Nada dissera à mulher sobre esta reflexão por se lhe apresentar muito disparatada, sem qualquer nexo, mas era assim que podia explicar o drama com a morte, algo que indivíduo nas faculdades normais não conseguiria suportar tanta pujança.


O pai fora preso por haver estuprado mocinha de treze anos. A mãe obrigava-o a ir até a cadeia pública à noite, ficarem escondidos atrás de um pé de flamboyant para saber se alguma prostituta freqüentava para saciar os desejos dos prisioneiros. Ouvira falar que Alice Boca-de-burro ia à cadeia para se deitar com o pai. Sentia-se ele tão deprimido com tudo aquilo. A comunidade inteira sabendo que a mãe e ele estavam de tocaia, escondidos. Comentários e mais comentários.

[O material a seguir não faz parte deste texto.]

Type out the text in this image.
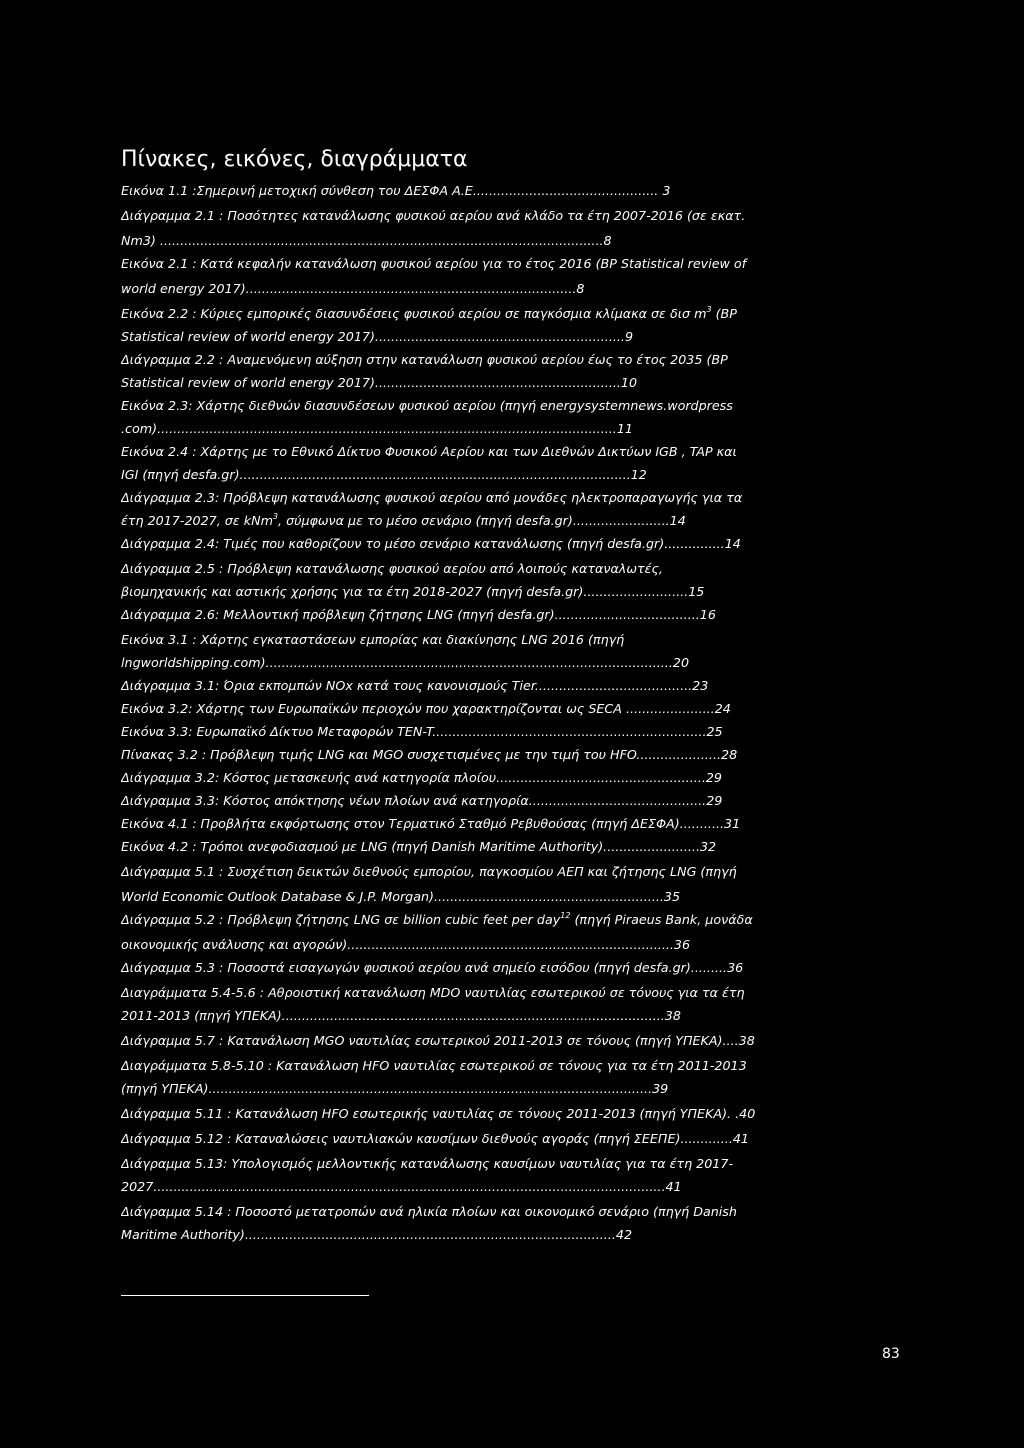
Πίνακες, εικόνες, διαγράμματα
Εικόνα 1.1 :Σημερινή μετοχική σύνθεση του ΔΕΣΦΑ Α.Ε.............................................. 3
Διάγραμμα 2.1 : Ποσότητες κατανάλωσης φυσικού αερίου ανά κλάδο τα έτη 2007-2016 (σε εκατ.
Nm3) ..............................................................................................................8
Εικόνα 2.1 : Κατά κεφαλήν κατανάλωση φυσικού αερίου για το έτος 2016 (BP Statistical review of
world energy 2017)..................................................................................8
Εικόνα 2.2 : Κύριες εμπορικές διασυνδέσεις φυσικού αερίου σε παγκόσμια κλίμακα σε δισ $m^3$ (BP
Statistical review of world energy 2017)..............................................................9
Διάγραμμα 2.2 : Αναμενόμενη αύξηση στην κατανάλωση φυσικού αερίου έως το έτος 2035 (BP
Statistical review of world energy 2017).............................................................10
Εικόνα 2.3: Χάρτης διεθνών διασυνδέσεων φυσικού αερίου (πηγή energysystemnews.wordpress
.com)..................................................................................................................11
Εικόνα 2.4 : Χάρτης με το Εθνικό Δίκτυο Φυσικού Αερίου και των Διεθνών Δικτύων IGB , TAP και
IGI (πηγή desfa.gr).................................................................................................12
Διάγραμμα 2.3: Πρόβλεψη κατανάλωσης φυσικού αερίου από μονάδες ηλεκτροπαραγωγής για τα
έτη 2017-2027, σε kNm$^3$, σύμφωνα με το μέσο σενάριο (πηγή desfa.gr)........................14
Διάγραμμα 2.4: Τιμές που καθορίζουν το μέσο σενάριο κατανάλωσης (πηγή desfa.gr)...............14
Διάγραμμα 2.5 : Πρόβλεψη κατανάλωσης φυσικού αερίου από λοιπούς καταναλωτές,
βιομηχανικής και αστικής χρήσης για τα έτη 2018-2027 (πηγή desfa.gr)..........................15
Διάγραμμα 2.6: Μελλοντική πρόβλεψη ζήτησης LNG (πηγή desfa.gr)....................................16
Εικόνα 3.1 : Χάρτης εγκαταστάσεων εμπορίας και διακίνησης LNG 2016 (πηγή
lngworldshipping.com).....................................................................................................20
Διάγραμμα 3.1: Όρια εκπομπών NOx κατά τους κανονισμούς Tier.......................................23
Εικόνα 3.2: Χάρτης των Ευρωπαϊκών περιοχών που χαρακτηρίζονται ως SECA ......................24
Εικόνα 3.3: Ευρωπαϊκό Δίκτυο Μεταφορών TEN-T....................................................................25
Πίνακας 3.2 : Πρόβλεψη τιμής LNG και MGO συσχετισμένες με την τιμή του HFO.....................28
Διάγραμμα 3.2: Κόστος μετασκευής ανά κατηγορία πλοίου....................................................29
Διάγραμμα 3.3: Κόστος απόκτησης νέων πλοίων ανά κατηγορία............................................29
Εικόνα 4.1 : Προβλήτα εκφόρτωσης στον Τερματικό Σταθμό Ρεβυθούσας (πηγή ΔΕΣΦΑ)...........31
Εικόνα 4.2 : Τρόποι ανεφοδιασμού με LNG (πηγή Danish Maritime Authority)........................32
Διάγραμμα 5.1 : Συσχέτιση δεικτών διεθνούς εμπορίου, παγκοσμίου ΑΕΠ και ζήτησης LNG (πηγή
World Economic Outlook Database & J.P. Morgan).........................................................35
Διάγραμμα 5.2 : Πρόβλεψη ζήτησης LNG σε billion cubic feet per day$^{12}$ (πηγή Piraeus Bank, μονάδα
οικονομικής ανάλυσης και αγορών).................................................................................36
Διάγραμμα 5.3 : Ποσοστά εισαγωγών φυσικού αερίου ανά σημείο εισόδου (πηγή desfa.gr).........36
Διαγράμματα 5.4-5.6 : Αθροιστική κατανάλωση MDO ναυτιλίας εσωτερικού σε τόνους για τα έτη
2011-2013 (πηγή ΥΠΕΚΑ)...............................................................................................38
Διάγραμμα 5.7 : Κατανάλωση MGO ναυτιλίας εσωτερικού 2011-2013 σε τόνους (πηγή ΥΠΕΚΑ)....38
Διαγράμματα 5.8-5.10 : Κατανάλωση HFO ναυτιλίας εσωτερικού σε τόνους για τα έτη 2011-2013
(πηγή ΥΠΕΚΑ)..............................................................................................................39
Διάγραμμα 5.11 : Κατανάλωση HFO εσωτερικής ναυτιλίας σε τόνους 2011-2013 (πηγή ΥΠΕΚΑ). .40
Διάγραμμα 5.12 : Καταναλώσεις ναυτιλιακών καυσίμων διεθνούς αγοράς (πηγή ΣΕΕΠΕ).............41
Διάγραμμα 5.13: Υπολογισμός μελλοντικής κατανάλωσης καυσίμων ναυτιλίας για τα έτη 2017-
2027...............................................................................................................................41
Διάγραμμα 5.14 : Ποσοστό μετατροπών ανά ηλικία πλοίων και οικονομικό σενάριο (πηγή Danish
Maritime Authority)............................................................................................42
83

Acontecera na época algo interessantíssimo. Ratto Neves tinha ficado de cama dois dias devido a forte gripe que contraíra, com muita febre. Precisava copiar a matéria das aulas. Não se lembra o que acontecera para não dar tempo de conversar com Guilhermina Santana, pedindo-lhe os cadernos. Descendo as escadarias, viu-a indo embora. Não fizera outra coisa senão correr para alcançá-la. A menina saiu correndo, correndo, com medo de Ratto Neves. O pai tinha estuprado mocinha. Ele também estava com os mesmos desejos. Correu para a casa da professora. Contou-lhe porque estava com a respiração tão ofegante. Era Ratto Neves. Correu atrás dela.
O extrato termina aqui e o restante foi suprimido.